Sunday, June 26, 2011

Forest Workshop

I enjoyed another great workshop yesterday at Terra Verde Gallery in Albany.

The subject this time was a Karri Forest. These are not the easiest things to paint but, once again, everyone did a terrific job in the time available.

Here's a small (20x26cm) reference I painted last weekend...


It's a fairly simple design and not without its faults - like the small tree being too close to the centre of the painting - but it did the job as a reference sketch.

Here's my demonstration painting from the workshop (the photography on these isn't great). I used a limited palette approach on this one to simplify the process a little...

forest painting workshop in oil

The major lessons here include atmospheric perspective and tonal contrast. While our minds will usually read a karri tree trunk as being somewhat pale, or "beige", it is actually quite dark except where the sunlight hits. You can see this in the greyscale image below. Note how dark the trunk of the main tree is against the sky...


Tones are relative to surroundings so the smoother bark on the tree is lighter than the rough bark and the shadowed foreground shrubbery but quite dark compared to other parts of the painting. You can also see how the shadow-side of the smaller tree is virtually the same tone as the background yet it stands out quite clearly in the colour image. This is where temperature changes get to work to differentiate objects.

Getting these tones right, especially in seemingly busy scenes like this, can present a challenge to the uninitiated. To be honest, it still tests me.

This simple graphic demonstrates the concept.
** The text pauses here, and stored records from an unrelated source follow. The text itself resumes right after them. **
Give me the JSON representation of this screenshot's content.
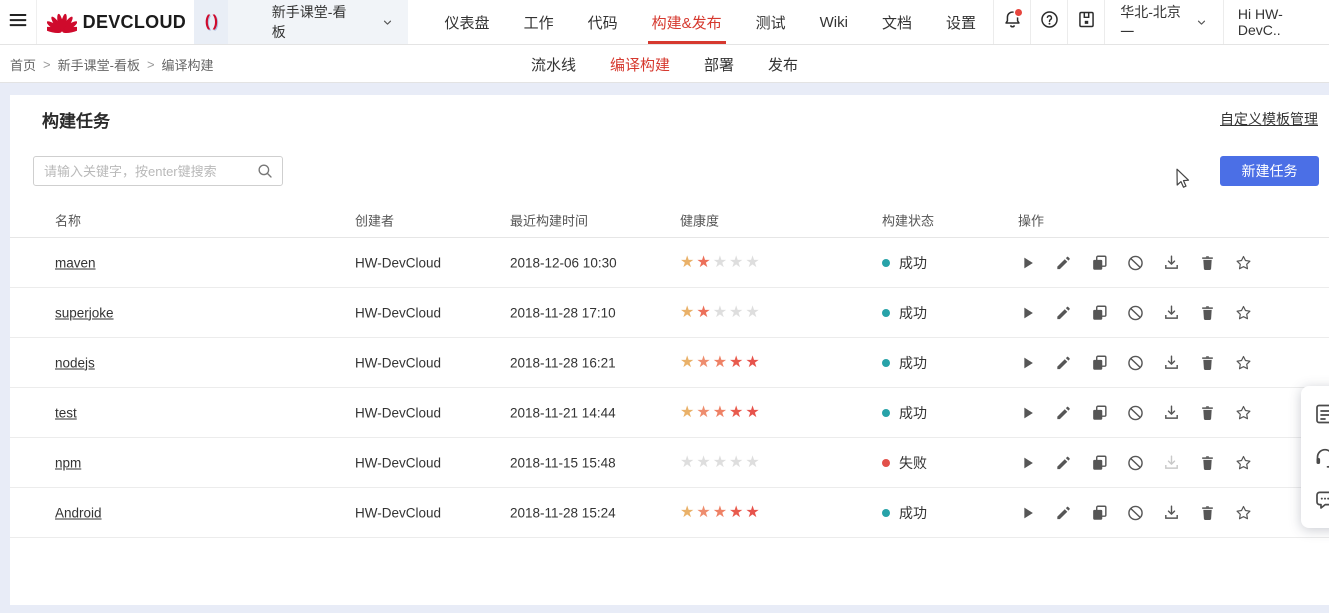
{
  "topnav": {
    "brand": "DEVCLOUD",
    "project": {
      "icon_glyph": "( )",
      "name": "新手课堂-看板"
    },
    "items": [
      {
        "label": "仪表盘",
        "active": false
      },
      {
        "label": "工作",
        "active": false
      },
      {
        "label": "代码",
        "active": false
      },
      {
        "label": "构建&发布",
        "active": true
      },
      {
        "label": "测试",
        "active": false
      },
      {
        "label": "Wiki",
        "active": false
      },
      {
        "label": "文档",
        "active": false
      },
      {
        "label": "设置",
        "active": false
      }
    ],
    "notification_dot": true,
    "region": "华北-北京一",
    "user_greeting": "Hi HW-DevC.."
  },
  "breadcrumb": {
    "separator": ">",
    "items": [
      "首页",
      "新手课堂-看板",
      "编译构建"
    ]
  },
  "subnav": {
    "items": [
      {
        "label": "流水线",
        "active": false
      },
      {
        "label": "编译构建",
        "active": true
      },
      {
        "label": "部署",
        "active": false
      },
      {
        "label": "发布",
        "active": false
      }
    ]
  },
  "page": {
    "title": "构建任务",
    "template_manage_link": "自定义模板管理",
    "search_placeholder": "请输入关键字，按enter键搜索",
    "new_task_button": "新建任务"
  },
  "table": {
    "columns": [
      "名称",
      "创建者",
      "最近构建时间",
      "健康度",
      "构建状态",
      "操作"
    ],
    "action_icons": [
      "run",
      "edit",
      "copy",
      "disable",
      "download",
      "delete",
      "favorite"
    ],
    "rows": [
      {
        "name": "maven",
        "creator": "HW-DevCloud",
        "last_build_time": "2018-12-06 10:30",
        "health_stars": 2,
        "status": "成功",
        "status_type": "success",
        "download_enabled": true
      },
      {
        "name": "superjoke",
        "creator": "HW-DevCloud",
        "last_build_time": "2018-11-28 17:10",
        "health_stars": 2,
        "status": "成功",
        "status_type": "success",
        "download_enabled": true
      },
      {
        "name": "nodejs",
        "creator": "HW-DevCloud",
        "last_build_time": "2018-11-28 16:21",
        "health_stars": 5,
        "status": "成功",
        "status_type": "success",
        "download_enabled": true
      },
      {
        "name": "test",
        "creator": "HW-DevCloud",
        "last_build_time": "2018-11-21 14:44",
        "health_stars": 5,
        "status": "成功",
        "status_type": "success",
        "download_enabled": true
      },
      {
        "name": "npm",
        "creator": "HW-DevCloud",
        "last_build_time": "2018-11-15 15:48",
        "health_stars": 0,
        "status": "失败",
        "status_type": "fail",
        "download_enabled": false
      },
      {
        "name": "Android",
        "creator": "HW-DevCloud",
        "last_build_time": "2018-11-28 15:24",
        "health_stars": 5,
        "status": "成功",
        "status_type": "success",
        "download_enabled": true
      }
    ]
  },
  "side_panel": {
    "icons": [
      "survey",
      "support",
      "feedback"
    ]
  },
  "colors": {
    "accent_red": "#d6392f",
    "brand_red": "#cf0a2c",
    "button_blue": "#4b6fe6",
    "status_success": "#27a2a8",
    "status_fail": "#e2504a",
    "star_empty": "#dedede",
    "star_gradient_2": [
      "#e9b169",
      "#ec6f59"
    ],
    "star_gradient_5": [
      "#e9b169",
      "#ee8d6e",
      "#ee8165",
      "#e85b4d",
      "#e7534c"
    ]
  }
}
The small grey rectangle appears to change tone but it is in fact just one shade of grey all over. It is the changing tones surrounding it that affect our perception of it.


Is it any wonder tonalism is such a challenge when our minds play tricks like this on us?

Here's some pics of the workshop gang hard at work...


Thanks again to everyone for making these workshops so enjoyable.

1 comment:

  1. Sounds like a great workshop and a lovely reference to work from!